Financial Times: TCW dumps ‘excessively risky’ eurozone bank debt

04 February 2017

TCW, the US asset manager that runs the world’s largest actively managed bond fund, has eliminated its exposure to eurozone bank debt over fears these lenders are “excessively risky”. The company began to reduce its exposure following the UK’s vote to leave the EU.

Mr Rivelle said his biggest concern was the number of toxic loans held by eurozone lenders, which amount to more than €1tn. Last month Andrea Enria, chairman of the European Banking Authority, said the scale of the region’s bad-debt problem had become “urgent and actionable”, and called for the creation of a “bad bank” to help lenders deal with the issue.

Mr Rivelle, who was previously a bond fund manager at Pimco, the Californian asset manager, said: “The [eurozone] banking system [has] a bad combination of negative rates, slow growth and lots of problem non-performing loans. It is inherently prone to a potential crisis should global economic conditions, or European economic conditions, worsen. [These are] the preconditions of a potential banking crisis.”

He added that there is a 50 per cent likelihood of another global recession within the next two years, removing any incentive to invest in the eurozone banking sector within that timeframe. The forthcoming French presidential elections in April, which could see Eurosceptic candidate Marine Le Pen come to power, and the problems facing the Italian banking system, are additional risks for eurozone banks this year.

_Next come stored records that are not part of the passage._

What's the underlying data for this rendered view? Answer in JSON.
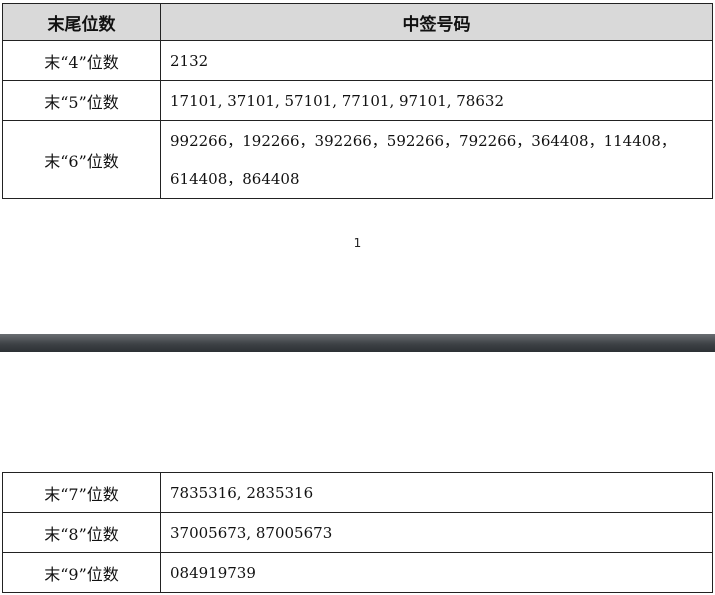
{
  "table": {
    "header": {
      "col1": "末尾位数",
      "col2": "中签号码"
    },
    "rows_page1": [
      {
        "digits": "末“4”位数",
        "numbers": "2132"
      },
      {
        "digits": "末“5”位数",
        "numbers": "17101, 37101, 57101, 77101, 97101, 78632"
      },
      {
        "digits": "末“6”位数",
        "numbers": "992266，192266，392266，592266，792266，364408，114408，614408，864408"
      }
    ],
    "rows_page2": [
      {
        "digits": "末“7”位数",
        "numbers": "7835316, 2835316"
      },
      {
        "digits": "末“8”位数",
        "numbers": "37005673, 87005673"
      },
      {
        "digits": "末“9”位数",
        "numbers": "084919739"
      }
    ]
  },
  "page_number": "1"
}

Other asset managers acknowledged that political risks in Europe this year, including the French elections and German elections in September, could intensify pressure on eurozone banks.

Iain Stealey, fixed income portfolio manager at JPMorgan Asset Management, the US investment house that oversees $1.8tn of assets, said: “The main [concern] in the eurozone is political risk. We’ve got the French elections in April and May, and the German elections [in September]. At the moment, the market is a little bit risky. [The French elections] could be a risk to eurozone bank debt.”

Amundi, Europe’s largest listed fund house, is considering reducing its exposure to French banks ahead of the presidential election, according to Hervé Boiral, head of European credit at the asset manager.

However, several asset managers highlighted reasons for optimism about Europe’s banking sector, including the likelihood that the European Central Bank will begin to scale back its bond-buying programme at the end of 2017, and potentially raise interest rates next year. The central bank’s record-low interest rate policy has hurt banks’ profitability as they have earned less money against customers’ deposits.